Pierce, en su madurez.
Los amigos de Cornelia le aconsejaron volver a Estados Unidos, pero ella estaba convencida de su razón. Aunque en 1850 el tribunal falló a favor de él, la apelación de los abogados de Cornelia tuvo éxito y en 1851 fueron restituidos sus derechos y Pierce condenado a abonar las costas. Como no tenía dinero para hacerlo, abandonó el caso judicialmente, pero continuó durante toda su vida sus campañas anticatólicas y contra su esposa, quien por su parte nunca dejó de rezar por su conversión. En torno a 1868 fue restituido como pastor anglicano y se ocupó de una rectoría en Florencia hasta su muerte en 1883. Fue enterrado en el cementerio evangélico de la ciudad.
Los sufrimientos continúan
El escándalo perjudicó no solo la reputación de Cornelia, sino también la de su obra, que fue sumando nuevas dificultades. Confió sus dolores a la Virgen María, y llegó a confesar la "alegría de corazón" de su vida de "aceptación del sufrimiento".
En cuanto a sus hijos, Cornelia nunca volvió a ver al mayor, Mercer, quien murió joven en Estados Unidos de fiebre amarilla.
A la segunda, Adeline, que fue muy desatendida por su padre, no la vió hasta 1877, cuando la visitó en el convento. Al morir su padre volvió a la Iglesia -él la había alejado de la fe- y destacó por sus obras de caridad. Murió en 1900.
En cuanto al pequeño Frank, fue un pintor y escultor de renombre. Tuvo un hijo a quien educó en un colegio del Santo Niño Jesús en Neuilly (Francia) y mantuvo buenas relaciones con la fundación de su madre, pero a ella solo la vio dos veces y siguió siendo protestante hasta su muerte en 1934.
La fama de santidad vence al olvido
Los veinticinco años siguientes al final de su pleito con Pierce no fueron sencillos para Cornelia. Su fundación se enfrentó a diversas dificultades canónicas e intromisiones, y al alejamiento del ahora Cardenal Wiseman. Sacerdotes y obispos quisieron controlar la obra, pero ella se resistió y ganó.

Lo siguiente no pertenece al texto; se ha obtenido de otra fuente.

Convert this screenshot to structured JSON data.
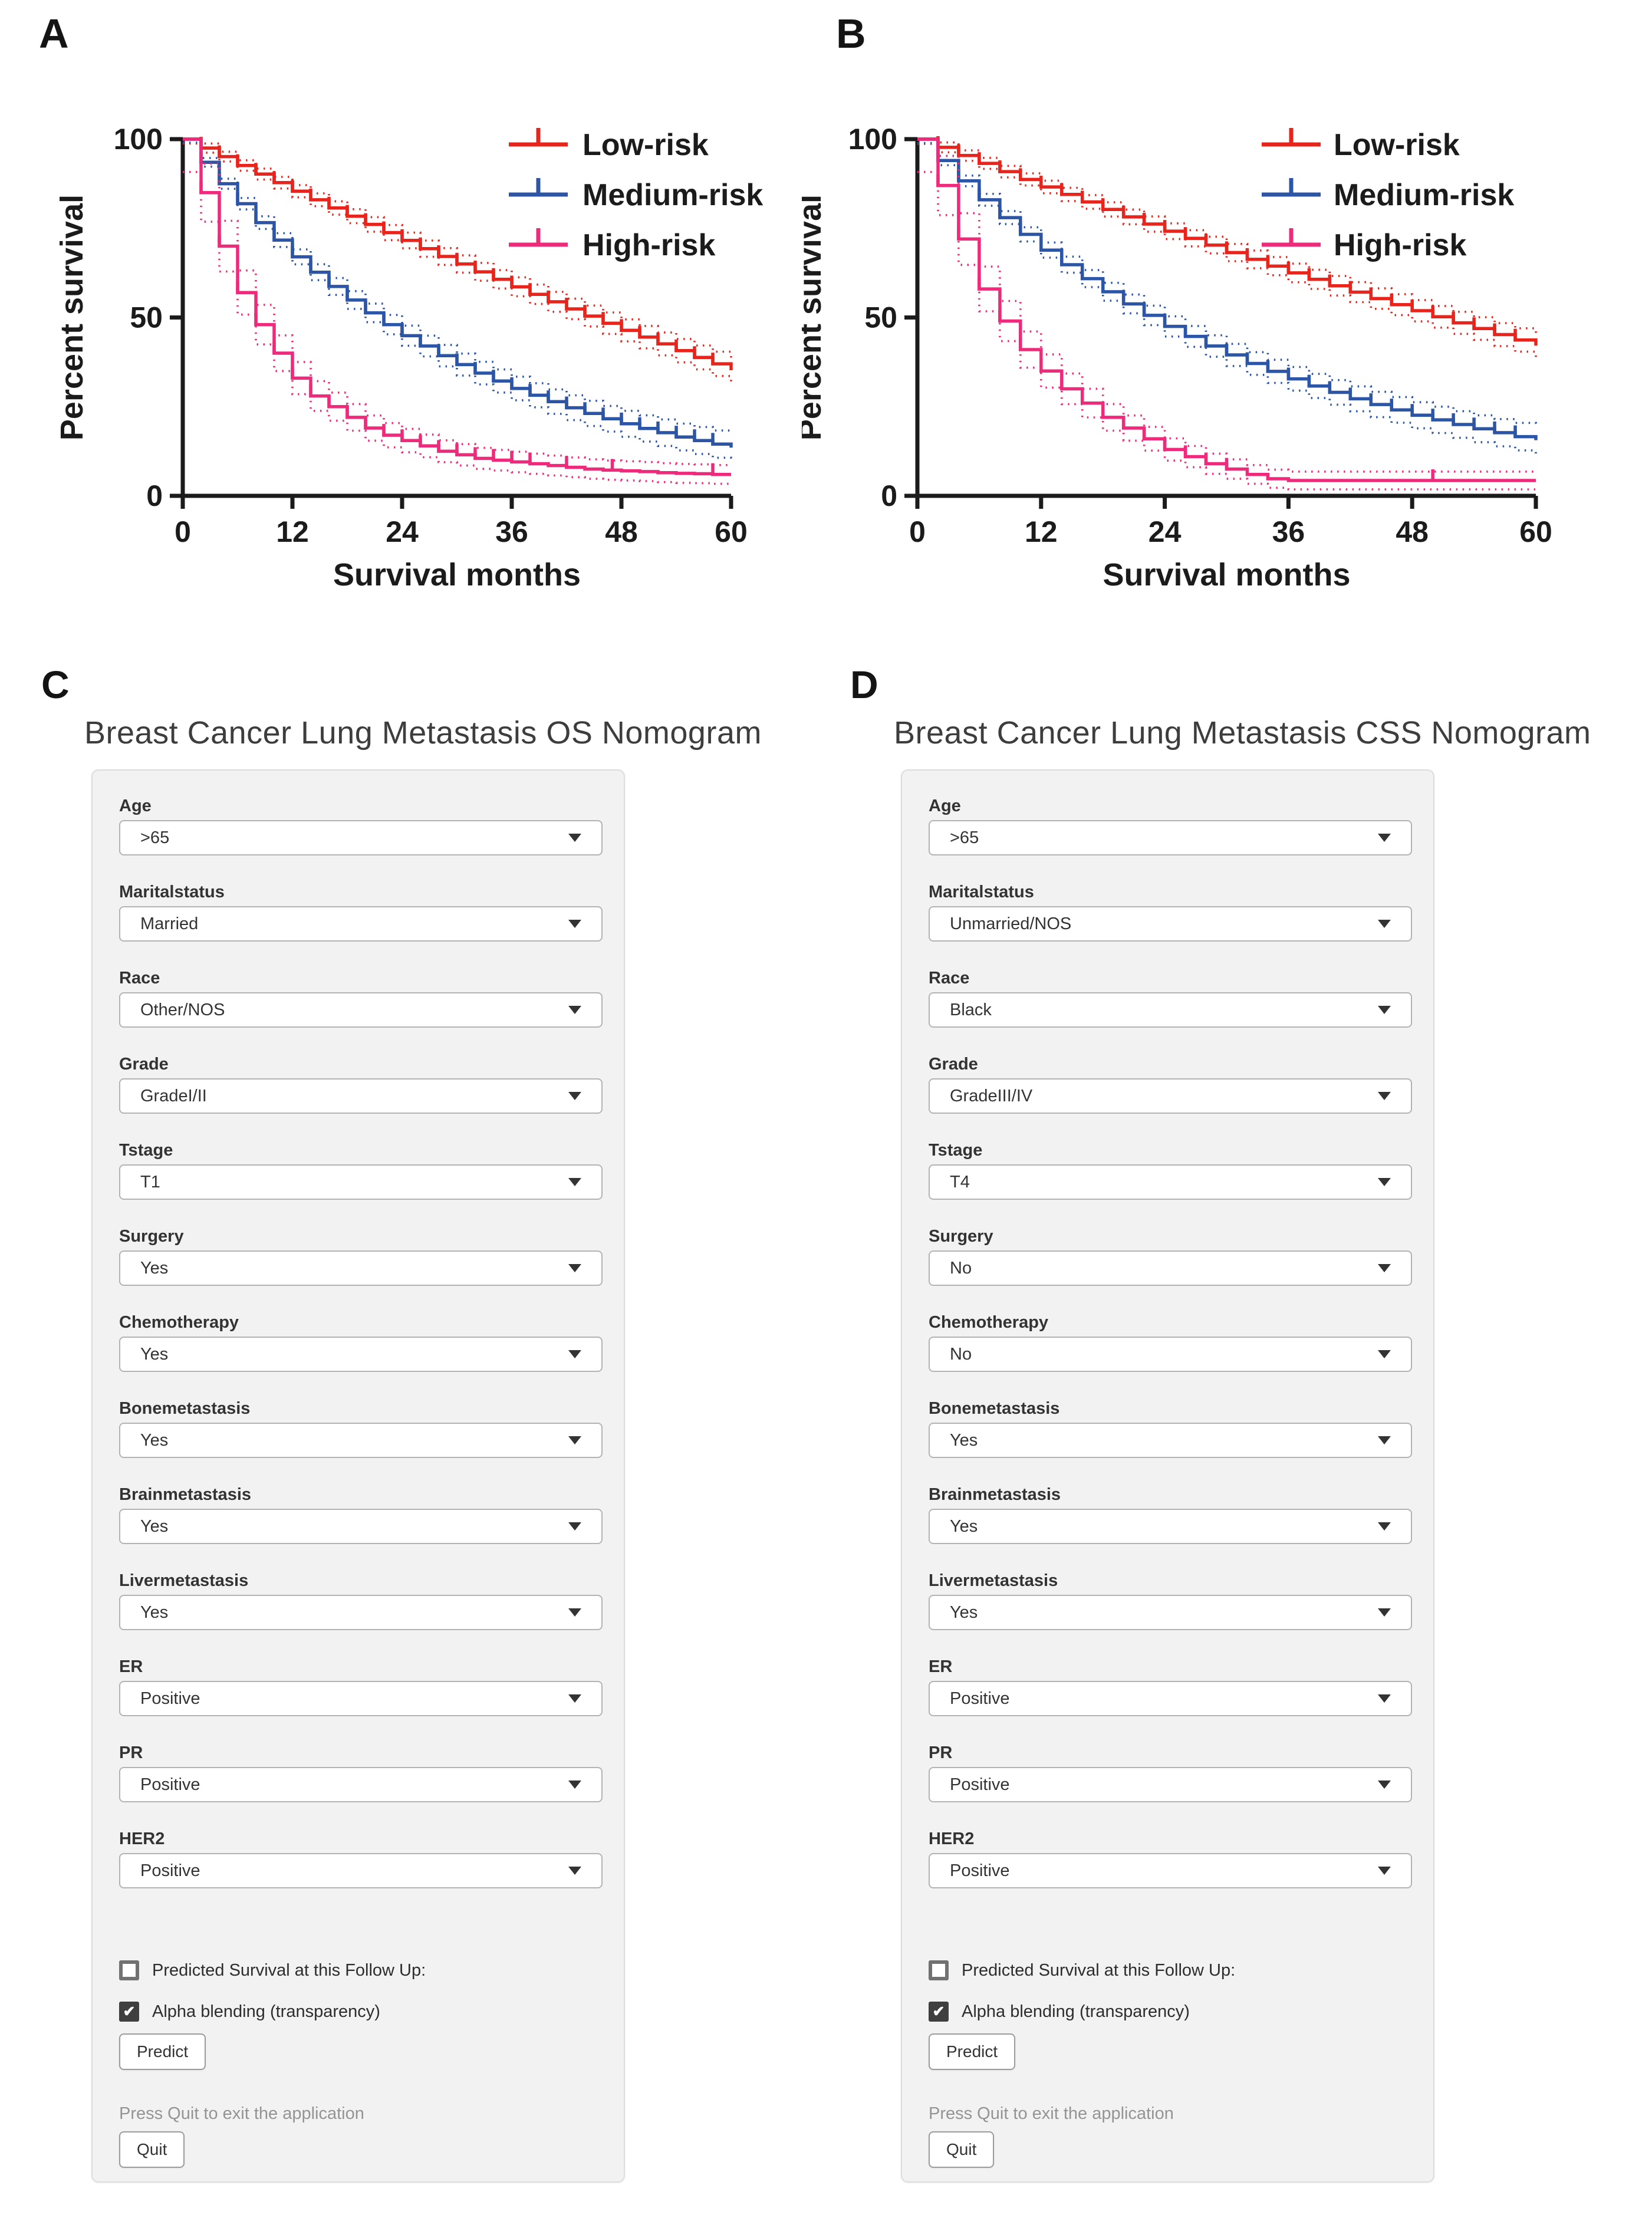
{
  "page": {
    "background": "#ffffff"
  },
  "chart_data": {
    "type": "line",
    "subtype": "kaplan_meier_step_with_ci",
    "charts": [
      {
        "panel_label": "A",
        "xlabel": "Survival months",
        "ylabel": "Percent survival",
        "xlim": [
          0,
          60
        ],
        "ylim": [
          0,
          100
        ],
        "x_ticks": [
          0,
          12,
          24,
          36,
          48,
          60
        ],
        "y_ticks": [
          0,
          50,
          100
        ],
        "grid": false,
        "legend_position": "top-right",
        "months": [
          0,
          2,
          4,
          6,
          8,
          10,
          12,
          14,
          16,
          18,
          20,
          22,
          24,
          26,
          28,
          30,
          32,
          34,
          36,
          38,
          40,
          42,
          44,
          46,
          48,
          50,
          52,
          54,
          56,
          58,
          60
        ],
        "series": [
          {
            "name": "Low-risk",
            "color": "#e7251d",
            "values": [
              100,
              97.5,
              95.1,
              92.6,
              90.2,
              87.8,
              85.4,
              83,
              80.7,
              78.4,
              76.1,
              73.8,
              71.6,
              69.3,
              67.1,
              65,
              62.8,
              60.7,
              58.6,
              56.5,
              54.4,
              52.4,
              50.4,
              48.4,
              46.4,
              44.5,
              42.6,
              40.7,
              38.8,
              37,
              35.2
            ],
            "censor_months": [
              2,
              4,
              6,
              8,
              10,
              12,
              14,
              16,
              18,
              20,
              22,
              24,
              26,
              28,
              30,
              32,
              34,
              36,
              38,
              40,
              42,
              44,
              46,
              48,
              50,
              52,
              54,
              56,
              58
            ],
            "ci_params": {
              "base": 1.2,
              "v_coef": 0,
              "drop_coef": 0.035
            }
          },
          {
            "name": "Medium-risk",
            "color": "#2d55a5",
            "values": [
              100,
              93.5,
              87.5,
              81.9,
              76.6,
              71.7,
              67,
              62.7,
              58.7,
              54.9,
              51.3,
              48,
              44.9,
              42,
              39.3,
              36.8,
              34.4,
              32.2,
              30.1,
              28.2,
              26.4,
              24.7,
              23.1,
              21.6,
              20.2,
              18.9,
              17.7,
              16.5,
              15.5,
              14.5,
              13.5
            ],
            "censor_months": [
              2,
              4,
              6,
              8,
              10,
              12,
              14,
              16,
              18,
              20,
              22,
              24,
              26,
              28,
              30,
              32,
              34,
              36,
              38,
              40,
              42,
              44,
              46,
              48,
              50,
              52,
              54,
              56,
              58
            ],
            "ci_params": {
              "base": 1.0,
              "v_coef": 0,
              "drop_coef": 0.033
            }
          },
          {
            "name": "High-risk",
            "color": "#ee2a7b",
            "values": [
              100,
              85,
              70,
              57,
              48,
              40,
              33,
              28,
              25,
              22,
              19,
              17,
              15.5,
              14,
              12.5,
              11.5,
              10.5,
              10,
              9.5,
              9,
              8.5,
              8,
              7.5,
              7.2,
              7,
              6.8,
              6.5,
              6.3,
              6.2,
              6,
              6
            ],
            "censor_months": [
              2,
              4,
              6,
              8,
              10,
              12,
              14,
              16,
              18,
              20,
              22,
              24,
              26,
              28,
              30,
              32,
              34,
              36,
              38,
              42,
              47,
              58
            ],
            "ci_params": {
              "base": 2.2,
              "v_coef": 0.07,
              "drop_coef": 0
            }
          }
        ]
      },
      {
        "panel_label": "B",
        "xlabel": "Survival months",
        "ylabel": "Percent survival",
        "xlim": [
          0,
          60
        ],
        "ylim": [
          0,
          100
        ],
        "x_ticks": [
          0,
          12,
          24,
          36,
          48,
          60
        ],
        "y_ticks": [
          0,
          50,
          100
        ],
        "grid": false,
        "legend_position": "top-right",
        "months": [
          0,
          2,
          4,
          6,
          8,
          10,
          12,
          14,
          16,
          18,
          20,
          22,
          24,
          26,
          28,
          30,
          32,
          34,
          36,
          38,
          40,
          42,
          44,
          46,
          48,
          50,
          52,
          54,
          56,
          58,
          60
        ],
        "series": [
          {
            "name": "Low-risk",
            "color": "#e7251d",
            "values": [
              100,
              97.7,
              95.4,
              93.2,
              90.9,
              88.7,
              86.6,
              84.5,
              82.4,
              80.3,
              78.2,
              76.2,
              74.2,
              72.2,
              70.3,
              68.2,
              66.3,
              64.4,
              62.5,
              60.7,
              58.9,
              57.1,
              55.3,
              53.6,
              51.9,
              50.2,
              48.5,
              46.9,
              45.2,
              43.7,
              42.1
            ],
            "censor_months": [
              2,
              4,
              6,
              8,
              10,
              12,
              14,
              16,
              18,
              20,
              22,
              24,
              26,
              28,
              30,
              32,
              34,
              36,
              38,
              40,
              42,
              44,
              46,
              48,
              50,
              52,
              54,
              56,
              58
            ],
            "ci_params": {
              "base": 1.3,
              "v_coef": 0,
              "drop_coef": 0.035
            }
          },
          {
            "name": "Medium-risk",
            "color": "#2d55a5",
            "values": [
              100,
              94,
              88.3,
              83,
              78,
              73.3,
              68.9,
              64.8,
              60.9,
              57.2,
              53.8,
              50.6,
              47.5,
              44.7,
              42,
              39.5,
              37.1,
              34.9,
              32.8,
              30.8,
              29,
              27.2,
              25.6,
              24.1,
              22.6,
              21.3,
              20,
              18.8,
              17.7,
              16.6,
              15.6
            ],
            "censor_months": [
              2,
              4,
              6,
              8,
              10,
              12,
              14,
              16,
              18,
              20,
              22,
              24,
              26,
              28,
              30,
              32,
              34,
              36,
              38,
              40,
              42,
              44,
              46,
              48,
              50,
              52,
              54,
              56,
              58
            ],
            "ci_params": {
              "base": 1.1,
              "v_coef": 0,
              "drop_coef": 0.033
            }
          },
          {
            "name": "High-risk",
            "color": "#ee2a7b",
            "values": [
              100,
              87,
              72,
              58,
              49,
              41,
              35,
              30,
              26,
              22,
              19,
              16,
              13,
              11,
              9,
              7.5,
              6,
              4.8,
              4.3,
              4.3,
              4.3,
              4.3,
              4.3,
              4.3,
              4.3,
              4.3,
              4.3,
              4.3,
              4.3,
              4.3,
              4.3
            ],
            "censor_months": [
              2,
              4,
              6,
              8,
              10,
              12,
              14,
              16,
              18,
              20,
              22,
              24,
              26,
              28,
              30,
              50
            ],
            "ci_params": {
              "base": 2.2,
              "v_coef": 0.07,
              "drop_coef": 0
            }
          }
        ]
      }
    ]
  },
  "nomograms": [
    {
      "panel_label": "C",
      "title": "Breast Cancer Lung Metastasis OS Nomogram",
      "fields": [
        {
          "label": "Age",
          "value": ">65"
        },
        {
          "label": "Maritalstatus",
          "value": "Married"
        },
        {
          "label": "Race",
          "value": "Other/NOS"
        },
        {
          "label": "Grade",
          "value": "GradeI/II"
        },
        {
          "label": "Tstage",
          "value": "T1"
        },
        {
          "label": "Surgery",
          "value": "Yes"
        },
        {
          "label": "Chemotherapy",
          "value": "Yes"
        },
        {
          "label": "Bonemetastasis",
          "value": "Yes"
        },
        {
          "label": "Brainmetastasis",
          "value": "Yes"
        },
        {
          "label": "Livermetastasis",
          "value": "Yes"
        },
        {
          "label": "ER",
          "value": "Positive"
        },
        {
          "label": "PR",
          "value": "Positive"
        },
        {
          "label": "HER2",
          "value": "Positive"
        }
      ],
      "checkboxes": [
        {
          "label": "Predicted Survival at this Follow Up:",
          "checked": false
        },
        {
          "label": "Alpha blending (transparency)",
          "checked": true
        }
      ],
      "predict_button_label": "Predict",
      "quit_hint": "Press Quit to exit the application",
      "quit_button_label": "Quit"
    },
    {
      "panel_label": "D",
      "title": "Breast Cancer Lung Metastasis CSS Nomogram",
      "fields": [
        {
          "label": "Age",
          "value": ">65"
        },
        {
          "label": "Maritalstatus",
          "value": "Unmarried/NOS"
        },
        {
          "label": "Race",
          "value": "Black"
        },
        {
          "label": "Grade",
          "value": "GradeIII/IV"
        },
        {
          "label": "Tstage",
          "value": "T4"
        },
        {
          "label": "Surgery",
          "value": "No"
        },
        {
          "label": "Chemotherapy",
          "value": "No"
        },
        {
          "label": "Bonemetastasis",
          "value": "Yes"
        },
        {
          "label": "Brainmetastasis",
          "value": "Yes"
        },
        {
          "label": "Livermetastasis",
          "value": "Yes"
        },
        {
          "label": "ER",
          "value": "Positive"
        },
        {
          "label": "PR",
          "value": "Positive"
        },
        {
          "label": "HER2",
          "value": "Positive"
        }
      ],
      "checkboxes": [
        {
          "label": "Predicted Survival at this Follow Up:",
          "checked": false
        },
        {
          "label": "Alpha blending (transparency)",
          "checked": true
        }
      ],
      "predict_button_label": "Predict",
      "quit_hint": "Press Quit to exit the application",
      "quit_button_label": "Quit"
    }
  ],
  "checkmark_glyph": "✔"
}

A partir de 1874 fue cediendo el gobierno de la Sociedad del Niño Jesús a las hermanas. En 1879, a consecuencia de una nefritis, falleció tras una agonía en la que destacaron la paz de su alma y de su rostro.
En plena Inglaterra victoriana, las circunstancias familiares de Cornelia seguían produciendo escándalo, por lo cual la congregación decidió no hablar de ella, y durante medio siglo prescindió lo más posible de su recuerdo y escritos.
Sin embargo, su fama de santidad persistía a través del recuerdo de quienes la conocieron, expresado en cartas que llegaban al Santo Niño Jesús evocando gracias místicas de las que habían sido testigos. Algunas de las religiosas que más la habían conocido plasmaron en el papel sus recuerdos, adquiriendo especial importancia los de la madre Maria Joseph Buckle. Y las oraciones y canciones que ella hacía para sus alumnas siguieron utilizándose en sus colegios. En 1911 se habló de una curación por su intercesión, y en 1922 se publicó la primera biografía oficial.
Un documental sobre Cornelia Connelly.
En los años treinta se dieron los primeros pasos para su beatificación, que fueron frenados porque no se consideraron suficientes las pruebas documentales. Sin embargo, en 1935 su exhumación para trasladar el cuerpo desveló un buen estado de conservación. En 1959 se abrió oficialmente la causa en la diócesis inglesa de Southwark, y en 1992 fue declarada Venerable, a la espera de un milagro que la eleve a los altares.